Hexavalent chromium is a toxic and carcinogenic chemical that is commonly used in the plating on plastics (PoP) process, during the surface etching step, as well as the electroplating step to achieve a decorative or protective finish on plastic parts. The substitution of this chemical, however, is crucial and will contribute to increasing the safety and sustainability of the process.
Considering the electroplating step, several alternatives to hexavalent chromium have been developed, such as trivalent chromium, which is less toxic and considered environmental friendlier. Trivalent chromium can be used in the PoP process during the electroplating step to achieve similar finishes, as far as the decorative and corrosion resistance properties are concerned. Trivalent chromium also has better adhesion to plastic substrates compared to hexavalent chromium, which can improve the durability and performance of PoP coatings.
Non-chromium finishes, such as nickel, copper, zinc coatings are also alternatives to hexavalent chromium. These coatings can provide similar corrosion resistance and durability properties, while offer better environmental and health profiles. The FreeMe project has adopted this approach as far as the electroplating step is concerned, using mainly nickel coatings. In addition, FreeMe proposes an alternative to the use of hexavalent chromium in the surface etching step, by using REACH compliant chemicals.

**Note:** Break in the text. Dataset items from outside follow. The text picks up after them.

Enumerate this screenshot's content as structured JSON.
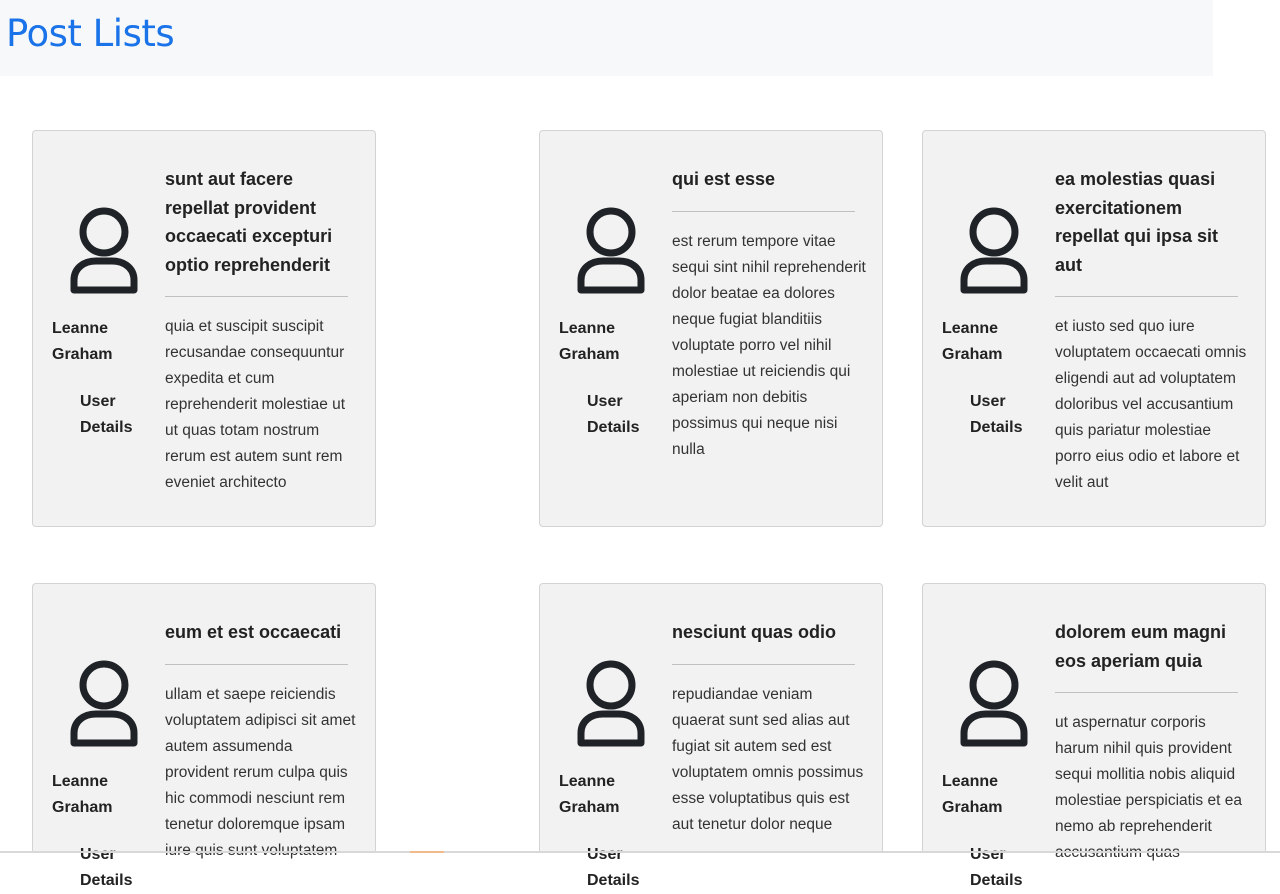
{
  "page_title": "Post Lists",
  "posts": [
    {
      "author": "Leanne Graham",
      "details_link": "User Details",
      "title": "sunt aut facere repellat provident occaecati excepturi optio reprehenderit",
      "body": "quia et suscipit suscipit recusandae consequuntur expedita et cum reprehenderit molestiae ut ut quas totam nostrum rerum est autem sunt rem eveniet architecto"
    },
    {
      "author": "Leanne Graham",
      "details_link": "User Details",
      "title": "qui est esse",
      "body": "est rerum tempore vitae sequi sint nihil reprehenderit dolor beatae ea dolores neque fugiat blanditiis voluptate porro vel nihil molestiae ut reiciendis qui aperiam non debitis possimus qui neque nisi nulla"
    },
    {
      "author": "Leanne Graham",
      "details_link": "User Details",
      "title": "ea molestias quasi exercitationem repellat qui ipsa sit aut",
      "body": "et iusto sed quo iure voluptatem occaecati omnis eligendi aut ad voluptatem doloribus vel accusantium quis pariatur molestiae porro eius odio et labore et velit aut"
    },
    {
      "author": "Leanne Graham",
      "details_link": "User Details",
      "title": "eum et est occaecati",
      "body": "ullam et saepe reiciendis voluptatem adipisci sit amet autem assumenda provident rerum culpa quis hic commodi nesciunt rem tenetur doloremque ipsam iure quis sunt voluptatem"
    },
    {
      "author": "Leanne Graham",
      "details_link": "User Details",
      "title": "nesciunt quas odio",
      "body": "repudiandae veniam quaerat sunt sed alias aut fugiat sit autem sed est voluptatem omnis possimus esse voluptatibus quis est aut tenetur dolor neque"
    },
    {
      "author": "Leanne Graham",
      "details_link": "User Details",
      "title": "dolorem eum magni eos aperiam quia",
      "body": "ut aspernatur corporis harum nihil quis provident sequi mollitia nobis aliquid molestiae perspiciatis et ea nemo ab reprehenderit accusantium quas"
    }
  ],
  "colors": {
    "title": "#1a73e8",
    "header_bg": "#f7f8fa",
    "card_bg": "#f2f2f2",
    "card_border": "#d3d3d3"
  },
  "icons": {
    "avatar": "user-outline-icon"
  }
}
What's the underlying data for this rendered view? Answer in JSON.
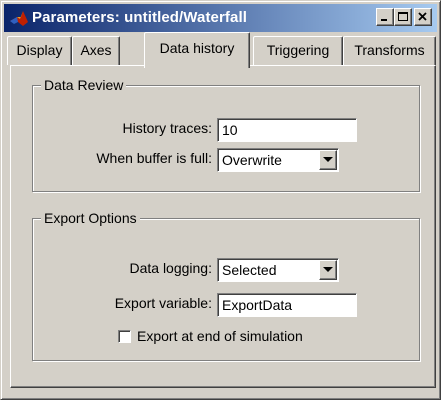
{
  "window": {
    "title": "Parameters: untitled/Waterfall",
    "app_icon": "matlab-logo-icon",
    "buttons": [
      "minimize-icon",
      "maximize-icon",
      "close-icon"
    ],
    "titlebar_colors": [
      "#0a246a",
      "#a6caf0"
    ]
  },
  "tabs": [
    {
      "label": "Display",
      "active": false
    },
    {
      "label": "Axes",
      "active": false
    },
    {
      "label": "Data history",
      "active": true
    },
    {
      "label": "Triggering",
      "active": false
    },
    {
      "label": "Transforms",
      "active": false
    }
  ],
  "data_review": {
    "legend": "Data Review",
    "history_traces_label": "History traces:",
    "history_traces_value": "10",
    "buffer_label": "When buffer is full:",
    "buffer_value": "Overwrite"
  },
  "export_options": {
    "legend": "Export Options",
    "logging_label": "Data logging:",
    "logging_value": "Selected",
    "variable_label": "Export variable:",
    "variable_value": "ExportData",
    "checkbox_label": "Export at end of simulation",
    "checkbox_checked": false
  }
}
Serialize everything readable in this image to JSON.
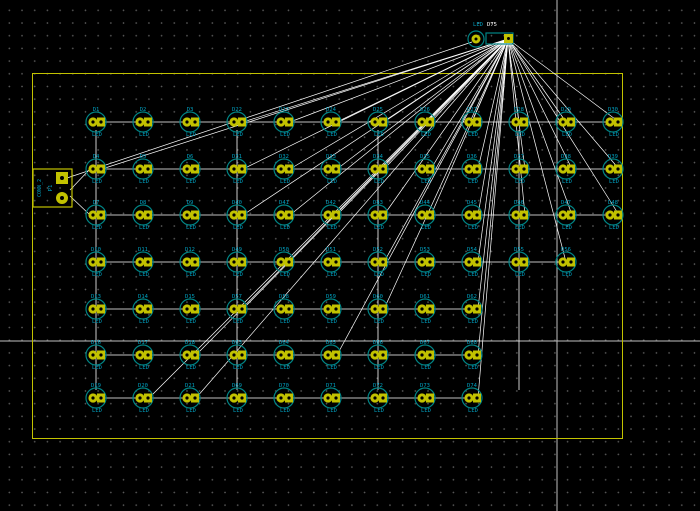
{
  "board": {
    "name": "PCB layout view",
    "outline_color": "#c2c200",
    "ratsnest_color": "#ffffff",
    "pad_color": "#c2c200",
    "silk_color": "#008484",
    "ref_text_color": "#00a0c0"
  },
  "leds": {
    "value_label": "LED",
    "rows": [
      [
        "D1",
        "D2",
        "D3",
        "D22",
        "D23",
        "D24",
        "D25",
        "D26",
        "D27",
        "D28",
        "D29",
        "D30"
      ],
      [
        "D4",
        "D5",
        "D6",
        "D31",
        "D32",
        "D33",
        "D34",
        "D35",
        "D36",
        "D37",
        "D38",
        "D39"
      ],
      [
        "D7",
        "D8",
        "D9",
        "D40",
        "D41",
        "D42",
        "D43",
        "D44",
        "D45",
        "D46",
        "D47",
        "D48"
      ],
      [
        "D10",
        "D11",
        "D12",
        "D49",
        "D50",
        "D51",
        "D52",
        "D53",
        "D54",
        "D55",
        "D56"
      ],
      [
        "D13",
        "D14",
        "D15",
        "D57",
        "D58",
        "D59",
        "D60",
        "D61",
        "D62"
      ],
      [
        "D16",
        "D17",
        "D18",
        "D63",
        "D64",
        "D65",
        "D66",
        "D67",
        "D68"
      ],
      [
        "D19",
        "D20",
        "D21",
        "D69",
        "D70",
        "D71",
        "D72",
        "D73",
        "D74"
      ]
    ]
  },
  "connector": {
    "ref": "P1",
    "value": "CONN_2"
  },
  "top_led": {
    "ref": "D75",
    "value": "LED"
  }
}
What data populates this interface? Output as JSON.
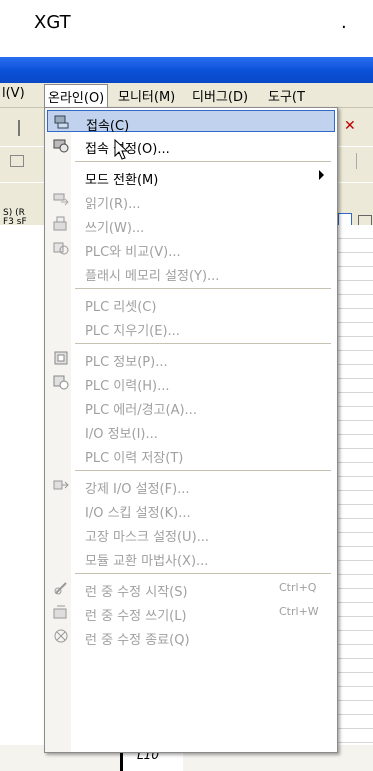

What is more, there are also alternative processes to electroplating, such as physical vapor deposition (PVD) and chemical vapor deposition (CVD), which do not require the use of toxic chemicals or heavy metals. These processes can be used to deposit a wide range of metals and alloys onto plastic surfaces, which can provide high-quality and durable coatings for various applications. Even though these processes can achieve the deposition of metallic coatings without the use of hexavalent chromium in neither an etching step nor in electroplating, they require a completely different equipment and a large investment. This means that the cost for the coating deposition would be significantly increased and many plating shops would not be able to follow this transition. It is important for plating shops to comply with regulations and meet sustainability goals, adopting solutions that could be easily fitted into the existing plating process, and would require a reasonable investment.
Overall, the use of alternative coatings and processes to substitute hexavalent chromium in POP is becoming more common as companies seek to improve their environmental and health profiles and comply with regulations. However, many aspects shall be considered regarding the feasibility of the proposed solutions and their adoption by the plating industry.